During the past decade alone, the rural economy is estimated to have grown on average by 7.3% as compared to 5.4% in the urban economy. The latest Central Statistical Organisation figures show that the rural economy accounted for 49% of India’s GDP in 2000. This is a significant increase from 41% in 1981-82 and 46% in 1993-94.
With agriculture only growing at 3.2% on average, much of this growth is driven by the rural non-farm sector. As of 2000, agriculture accounted for 51.8% of rural economic activity. This represents a significant decline from 64% in the early 1980s and 72% in early 1970s. Moreover, services — which accounted for 21% of rural activity in 1981 — now account for 28%. In addition, manufacturing, utilities and construction have nearly doubled their share in the rural economy, from just under 10% in 1971 to 18% in 2000.
According to Census data, while rural-urban migration as a share of total rural population was 6.5% in 1981, in 2001 it fell to 2.8%. “The slow rates of rural-urban migration along with declining rates of natural increase in urban areas” indicate that the process of urbanization in India is actually slowing down as a result of economic growth.
The urban-rural income gap (or the ratio of mean urban to rural incomes) has decreased since the early 1990s. “Though this [change] is not very dramatic, it is happening in a very different way from what we see in other economies. In China, for instance, rural and urban inequality has increased as a result of growth.”
Between 2000 and 2005, rural agricultural employment growth was as low as 1%. This indicates that growth in the agricultural sector has not really resulted in a significant increase in jobs in the countryside. In contrast, during the same period, non-farm jobs have gone up by 20%.
India’s average yield per hectare today is roughly half that of China, although the agricultural sector in India employs roughly six million more people.
In contrast, India employs just seven million people in the formal manufacturing sector compared with more than 100 million in China. “In a situation where agricultural capacity is limited and the urban economy is not fully able to absorb a growing labor force, the rural non-farm sector could act as an outlet for surplus semi-skilled labor. Urban demand, therefore, could be an important and largely overlooked engine helping to drive this shift from farm to non-farm employment in rural India.”
Rural supply chains lack sophisticated infrastructure, and they mostly deal with food and other agricultural products, handicrafts, toys and apparel. Though these supply chains are underdeveloped, they are still extremely important because they provide food and clothing to urban India. Moreover, 70% of India’s population depends on the production and distribution activities of these networks for its livelihood.

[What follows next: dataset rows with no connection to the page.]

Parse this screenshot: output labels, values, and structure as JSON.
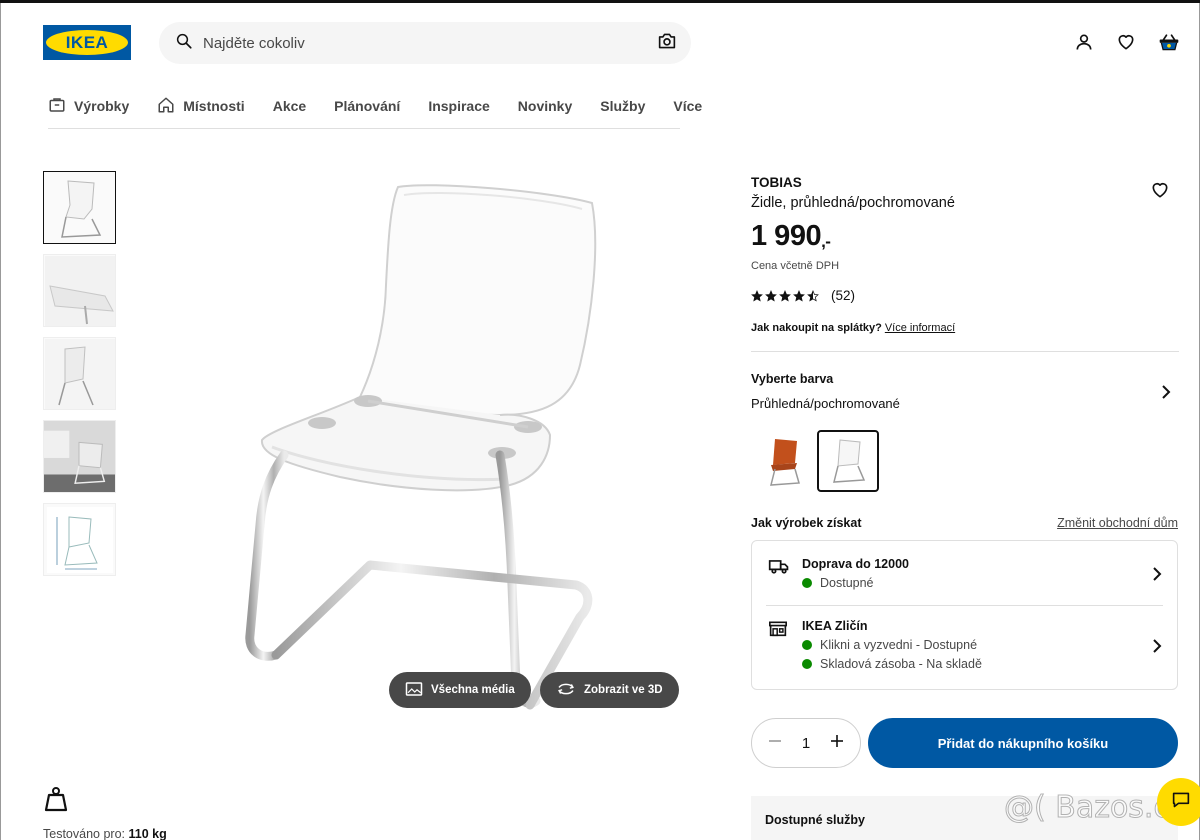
{
  "header": {
    "logo_text": "IKEA",
    "search_placeholder": "Najděte cokoliv",
    "icons": [
      "search-icon",
      "camera-icon",
      "user-icon",
      "heart-icon",
      "basket-icon"
    ]
  },
  "nav": [
    {
      "label": "Výrobky",
      "icon": "products-icon"
    },
    {
      "label": "Místnosti",
      "icon": "home-icon"
    },
    {
      "label": "Akce"
    },
    {
      "label": "Plánování"
    },
    {
      "label": "Inspirace"
    },
    {
      "label": "Novinky"
    },
    {
      "label": "Služby"
    },
    {
      "label": "Více"
    }
  ],
  "gallery": {
    "all_media_label": "Všechna média",
    "view_3d_label": "Zobrazit ve 3D",
    "tested_label": "Testováno pro:",
    "tested_value": "110 kg"
  },
  "product": {
    "name": "TOBIAS",
    "description": "Židle, průhledná/pochromované",
    "price": "1 990",
    "price_suffix": ",-",
    "vat_note": "Cena včetně DPH",
    "rating": 4.5,
    "reviews": "(52)",
    "installments_question": "Jak nakoupit na splátky?",
    "installments_link": "Více informací"
  },
  "color": {
    "heading": "Vyberte barva",
    "selected": "Průhledná/pochromované",
    "options": [
      "orange",
      "transparent"
    ],
    "selected_index": 1
  },
  "availability": {
    "heading": "Jak výrobek získat",
    "change_store": "Změnit obchodní dům",
    "delivery": {
      "title": "Doprava do 12000",
      "status": "Dostupné"
    },
    "store": {
      "title": "IKEA Zličín",
      "click_collect": "Klikni a vyzvedni - Dostupné",
      "stock": "Skladová zásoba - Na skladě"
    },
    "status_color": "#0a8a00"
  },
  "cart": {
    "quantity": "1",
    "add_label": "Přidat do nákupního košíku",
    "brand_color": "#0058a3"
  },
  "services": {
    "heading": "Dostupné služby"
  },
  "watermark": "@( Bazos.cz"
}
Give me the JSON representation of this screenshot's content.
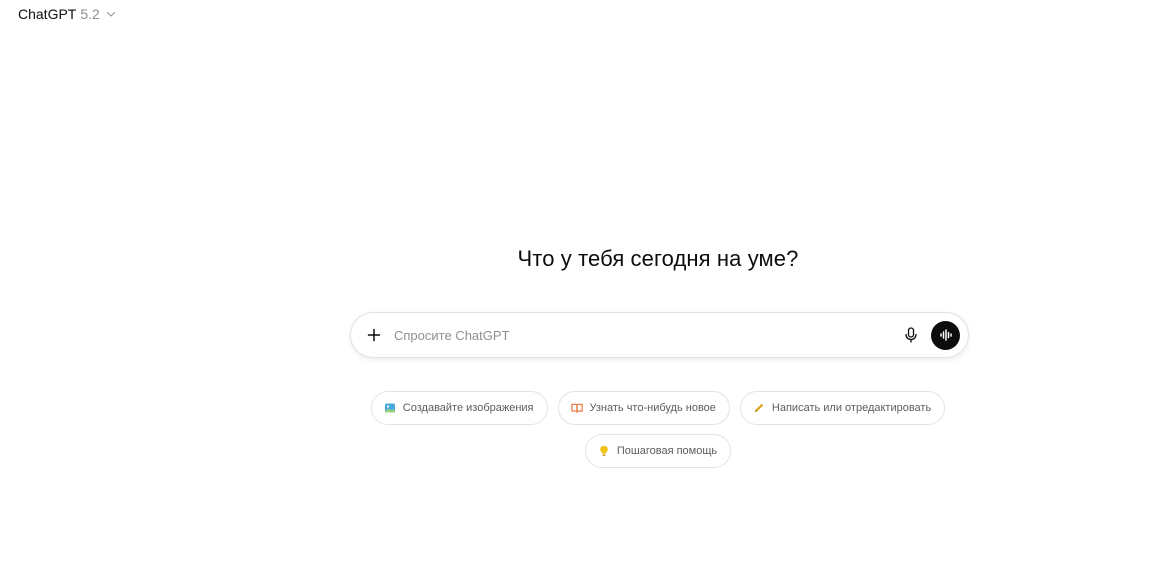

India’s retail sector has a market size of some $300 billion, of which barely 2% to 4% is in the organized sector. The industry, however, is going through a massive transformation and the share of the organized sector is likely to increase to 20% to 25% by 2010. “India is all set for a retail revolution. As rural supply chains are integrated with those of organized urban retailers, this will be a critical driver of rural growth.”
But the recent violent protests by the associations of middlemen, and traders supported by the unscrupulous politicians can spoil the retail sector party of the big corporate houses that wishes to enter retail sector. A real smart marketing among farmers and consumers will be essential to bring them on its side. But the objective of the corporate houses must be genuinely helping of farmers in rural India. And that can make a lot of difference in making their life better.Thrust must be on creating non-farming employment in rural India.